What an apt description of how the heavenly and the “ordinary” are woven into life! We get moments of wonder; glimpses of the awesomeness of God’s love, majesty and intimacy with us. Perhaps it is in a stunning sunset or in the midst of worship, in the embrace of a child or through glorious music, in a moment of forgiveness and renewed relationship. We may not hear the song of angels, but God touches us, unbidden. Sometimes we remain unaware, but sometimes those touches lift us out of ourselves for a breathless instant. Thank God for that, as we would be incapable of surviving the intensity of such wonder for long, much as we might wish for it never to end. But it does end, and we are left to respond, as the shepherds were, to the gift we have been given. The shepherds’ response was to go and see, and to tell Mary and Joseph and the others who were there what they had experienced. By doing so, they affirmed to Mary and Joseph that their experiences and hopes were valid. It was a tender gift from God, as we can come to question the reality of even the most awesome experiences in the face of daily living. Mary, Joseph, the shepherds and the unnamed others they told formed the first community around Jesus; supporting each other in living into the wonder they had known.
Mary’s inner response was equally appropriate. She didn’t leap to great conclusions about what she must do next or try to persuade everyone else that she had the answers. She never claimed for herself the titles and honors many want to shower on her. Rather, in the midst of recovering from childbirth, nursing, changing and giving all the care that a new baby needs, loving and caring for her husband and weaving her new family together, she continued quietly to think prayerfully about all that had happened, all she had heard and experienced. That pondering must have strengthened her considerably as they fled from Herod’s murderous anger and as they returned home following Herod’s death. Over the years she listened as she worked, listened as she cradled her first born and the ones who came after him, listened as she and Joseph grew in their love for each other and coped together with the daily needs of a growing family in an occupied country.

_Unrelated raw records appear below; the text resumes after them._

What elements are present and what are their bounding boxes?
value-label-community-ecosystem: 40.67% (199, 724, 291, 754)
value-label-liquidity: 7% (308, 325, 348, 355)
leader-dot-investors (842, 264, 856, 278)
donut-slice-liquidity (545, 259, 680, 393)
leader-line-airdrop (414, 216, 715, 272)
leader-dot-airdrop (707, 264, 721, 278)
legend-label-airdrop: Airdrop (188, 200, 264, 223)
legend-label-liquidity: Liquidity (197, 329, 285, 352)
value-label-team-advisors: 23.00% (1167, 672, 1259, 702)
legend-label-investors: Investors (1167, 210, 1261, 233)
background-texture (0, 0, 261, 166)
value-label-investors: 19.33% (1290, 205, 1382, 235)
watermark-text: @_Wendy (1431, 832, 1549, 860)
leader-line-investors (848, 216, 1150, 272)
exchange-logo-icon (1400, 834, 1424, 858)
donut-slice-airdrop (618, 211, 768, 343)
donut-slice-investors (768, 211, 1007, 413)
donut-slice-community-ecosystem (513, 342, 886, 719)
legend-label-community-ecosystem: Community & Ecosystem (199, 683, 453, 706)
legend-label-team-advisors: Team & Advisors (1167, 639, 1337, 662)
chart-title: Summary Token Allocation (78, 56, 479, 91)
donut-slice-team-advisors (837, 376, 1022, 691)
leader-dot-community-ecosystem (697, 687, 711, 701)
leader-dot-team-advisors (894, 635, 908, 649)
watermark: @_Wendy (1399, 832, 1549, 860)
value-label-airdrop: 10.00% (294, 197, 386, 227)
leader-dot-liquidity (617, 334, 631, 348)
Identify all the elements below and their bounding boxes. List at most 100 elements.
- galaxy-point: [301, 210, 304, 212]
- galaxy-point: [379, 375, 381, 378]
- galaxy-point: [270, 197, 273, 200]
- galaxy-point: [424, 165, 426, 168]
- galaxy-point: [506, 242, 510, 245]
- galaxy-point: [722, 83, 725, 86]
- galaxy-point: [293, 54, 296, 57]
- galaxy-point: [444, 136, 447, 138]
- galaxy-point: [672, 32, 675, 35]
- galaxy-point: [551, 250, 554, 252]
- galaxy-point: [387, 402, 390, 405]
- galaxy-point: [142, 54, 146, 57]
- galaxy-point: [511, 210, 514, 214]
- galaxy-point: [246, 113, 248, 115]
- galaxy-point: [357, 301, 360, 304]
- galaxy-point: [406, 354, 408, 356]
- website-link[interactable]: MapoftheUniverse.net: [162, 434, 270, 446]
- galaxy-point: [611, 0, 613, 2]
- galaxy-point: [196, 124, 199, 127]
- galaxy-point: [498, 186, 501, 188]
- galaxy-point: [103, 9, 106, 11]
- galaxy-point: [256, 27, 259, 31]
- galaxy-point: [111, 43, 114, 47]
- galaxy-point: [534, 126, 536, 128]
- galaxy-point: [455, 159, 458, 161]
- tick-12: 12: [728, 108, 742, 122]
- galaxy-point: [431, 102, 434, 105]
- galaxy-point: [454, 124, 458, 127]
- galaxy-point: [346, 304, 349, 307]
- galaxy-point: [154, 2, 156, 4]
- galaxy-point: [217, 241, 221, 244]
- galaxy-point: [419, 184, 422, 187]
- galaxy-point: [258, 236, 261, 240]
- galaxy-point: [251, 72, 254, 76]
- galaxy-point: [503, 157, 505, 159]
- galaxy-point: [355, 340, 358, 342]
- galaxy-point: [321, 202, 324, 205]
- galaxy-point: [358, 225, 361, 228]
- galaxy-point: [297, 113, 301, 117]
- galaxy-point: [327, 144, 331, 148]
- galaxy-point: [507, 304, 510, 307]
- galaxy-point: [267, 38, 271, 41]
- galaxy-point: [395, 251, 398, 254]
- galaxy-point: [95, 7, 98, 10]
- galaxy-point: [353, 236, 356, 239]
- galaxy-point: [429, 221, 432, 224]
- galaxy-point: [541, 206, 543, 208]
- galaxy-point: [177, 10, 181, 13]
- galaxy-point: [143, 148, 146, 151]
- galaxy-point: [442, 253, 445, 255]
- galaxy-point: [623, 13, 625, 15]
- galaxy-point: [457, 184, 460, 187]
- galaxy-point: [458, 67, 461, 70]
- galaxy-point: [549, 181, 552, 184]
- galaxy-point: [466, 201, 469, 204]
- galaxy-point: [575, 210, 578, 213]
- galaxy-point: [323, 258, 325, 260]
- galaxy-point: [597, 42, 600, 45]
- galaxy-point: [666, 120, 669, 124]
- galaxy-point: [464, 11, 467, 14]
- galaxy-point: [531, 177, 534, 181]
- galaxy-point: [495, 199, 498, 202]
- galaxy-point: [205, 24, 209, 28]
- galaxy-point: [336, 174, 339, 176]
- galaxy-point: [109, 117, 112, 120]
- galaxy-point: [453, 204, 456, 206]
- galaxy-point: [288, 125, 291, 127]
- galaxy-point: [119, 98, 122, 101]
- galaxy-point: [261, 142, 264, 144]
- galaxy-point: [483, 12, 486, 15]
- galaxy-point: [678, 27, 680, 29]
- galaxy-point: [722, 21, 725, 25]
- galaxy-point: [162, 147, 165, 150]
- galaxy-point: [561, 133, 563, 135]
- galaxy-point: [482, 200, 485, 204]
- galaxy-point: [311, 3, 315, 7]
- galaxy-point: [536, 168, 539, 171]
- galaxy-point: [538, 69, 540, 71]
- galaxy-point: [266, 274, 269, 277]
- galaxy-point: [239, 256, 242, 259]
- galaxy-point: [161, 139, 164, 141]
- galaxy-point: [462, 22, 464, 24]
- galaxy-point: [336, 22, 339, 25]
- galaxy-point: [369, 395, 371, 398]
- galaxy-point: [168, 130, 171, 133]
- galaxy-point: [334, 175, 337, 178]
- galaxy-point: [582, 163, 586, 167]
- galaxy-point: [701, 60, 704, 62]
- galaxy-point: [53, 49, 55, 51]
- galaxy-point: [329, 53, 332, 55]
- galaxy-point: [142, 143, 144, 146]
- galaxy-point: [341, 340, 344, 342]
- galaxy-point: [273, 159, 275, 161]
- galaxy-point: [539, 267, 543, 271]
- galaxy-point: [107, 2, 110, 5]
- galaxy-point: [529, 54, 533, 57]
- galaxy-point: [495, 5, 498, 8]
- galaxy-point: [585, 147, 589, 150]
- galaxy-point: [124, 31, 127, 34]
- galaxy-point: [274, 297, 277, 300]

Mary and Joseph also responded by bringing Jesus into way of their faith; incorporating him into the life of the Jewish community through the rites that defined them and, as he grew, helping him to understand the implications of those rites. They lived faithfully, teaching him the history of their people, the traditions of reverent Jewish living and the praise and worship of God. As with the shepherds, as with Mary and Joseph, we can share our lives and experiences to strengthen each other. We can live prayerfully, thoughtfully, openly with God and each other. We can grow in relationship to God and each other through the grace of the rites, worship, traditions and richness of the church in which we are privileged to be rooted. Glory to God in the highest; and on earth, peace to us all whom God loves.